A spring for the history books
For the first time in nearly 100 years, L.A. went from warm to cool.
It’s been the kind of spring that Los Angeles last experienced almost 100 years ago. March was the warmest month in downtown L.A., and May was the coolest.
Weather scientists have a name for it: A “reverse” meteorological spring. But besides serving as a bit of trivia, does that fact have any real meaning?
According to experts, rare in this case does not clearly equal significant.
For one thing, although the months leading toward summer were cool compared to a record-warm March — the opposite of what usually happens — it won’t necessarily spell a lessened fire danger after years of drought.
Any moisture brought on by cooler temperatures and gray skies this spring was quickly nullified by gusty, drying winds, state and federal fire officials said. Trees and brush remain dry and often brittle.
“We would need two to three years of significantly wet winters to see a difference,” said Capt. Scott McLean of the California Department of Forestry and Fire Protection.

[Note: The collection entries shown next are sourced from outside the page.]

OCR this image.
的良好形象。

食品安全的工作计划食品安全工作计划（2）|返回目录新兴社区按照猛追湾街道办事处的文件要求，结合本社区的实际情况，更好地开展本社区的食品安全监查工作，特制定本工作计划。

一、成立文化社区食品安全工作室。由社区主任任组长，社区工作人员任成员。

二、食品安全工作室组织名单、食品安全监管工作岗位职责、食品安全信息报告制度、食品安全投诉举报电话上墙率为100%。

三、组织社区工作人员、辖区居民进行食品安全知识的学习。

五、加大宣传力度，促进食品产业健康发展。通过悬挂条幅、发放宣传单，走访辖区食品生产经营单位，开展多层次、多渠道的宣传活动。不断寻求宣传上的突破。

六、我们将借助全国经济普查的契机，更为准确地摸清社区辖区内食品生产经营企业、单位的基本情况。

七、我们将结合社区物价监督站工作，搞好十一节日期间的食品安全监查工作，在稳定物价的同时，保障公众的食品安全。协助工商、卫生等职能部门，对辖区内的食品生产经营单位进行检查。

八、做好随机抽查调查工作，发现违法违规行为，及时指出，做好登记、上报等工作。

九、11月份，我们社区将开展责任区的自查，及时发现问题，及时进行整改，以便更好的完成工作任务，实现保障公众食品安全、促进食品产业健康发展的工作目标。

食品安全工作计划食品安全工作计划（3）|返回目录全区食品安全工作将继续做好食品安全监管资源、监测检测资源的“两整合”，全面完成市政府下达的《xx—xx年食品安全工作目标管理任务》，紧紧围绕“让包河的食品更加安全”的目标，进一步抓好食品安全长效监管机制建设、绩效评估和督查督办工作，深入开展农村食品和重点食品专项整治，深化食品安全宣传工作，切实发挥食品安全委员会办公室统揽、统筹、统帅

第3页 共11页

The National Weather Service said L.A.’s “reverse” meteorological spring is the first since 1921. There have been three since recordkeeping began in 1877.
Whether such a pattern helps vegetation is hard to say, given the broader context of a drought that is in its fourth year.
Frank McDonough, a botanist at the Los Angeles County Arboretum and Botanic Garden, said it’s unclear whether the weather irregularity had an effect on plants because they already are under so much stress from other environmental events.
The increasingly cooler temperatures did offer relief from the warm temperatures that have invaded Southern California’s winters in recent years. And that’s one of the only things that definitely can be concluded about the “reverse” spring.
“One single occurrence in almost 100 years of this oddity does not signify anything specific,” said Joe Sirard, a meteorologist with the National Weather Service. “It is just one of those rare occurrences and really nothing more. It will likely not happen again for another 100 years.”
This year, March was spring’s high point for warm weather due to a persistent area of high pressure over the northeast Pacific Ocean. The drought and warmer waters off the coast also could have played a role. It was the warmest March on record for L.A.
Temperatures went down after the system moved away.
In downtown L.A, the average monthly temperature for March was 68.2 degrees. In April, it was 65.8 and in May it was 64.1.
Average monthly temperatures from 1981 to 2010 for March, April and May in downtown Los Angeles were 60.6 degrees, 63.1 and 65.8, respectively.
“Even though this phe- nomenon is unusual, it is not unprecedented,” said Jake Crouch, a climate scientist with the National Oceanic and Atmospheric Administration’s National Climatic Data Center.
“We saw a similar situation in 2012 in the eastern U.S., where March was warmer than April and May in several cities.”
Climate experts say the strengthening El Niño event — which is raising hopes for a wet winter — did not contribute to the reversed spring.
Although “the promised El Niño may have added to warm waters and a record warm winter and early spring, it would not account for the cool May and the reversal,” said Steve LaDochy, a professor of climatology at Cal State L.A.
And the backward spring is not necessarily a sign of things to come, said LaDochy, pointing out that such a pattern almost happened in L.A. in 1955, 1959 and 1994.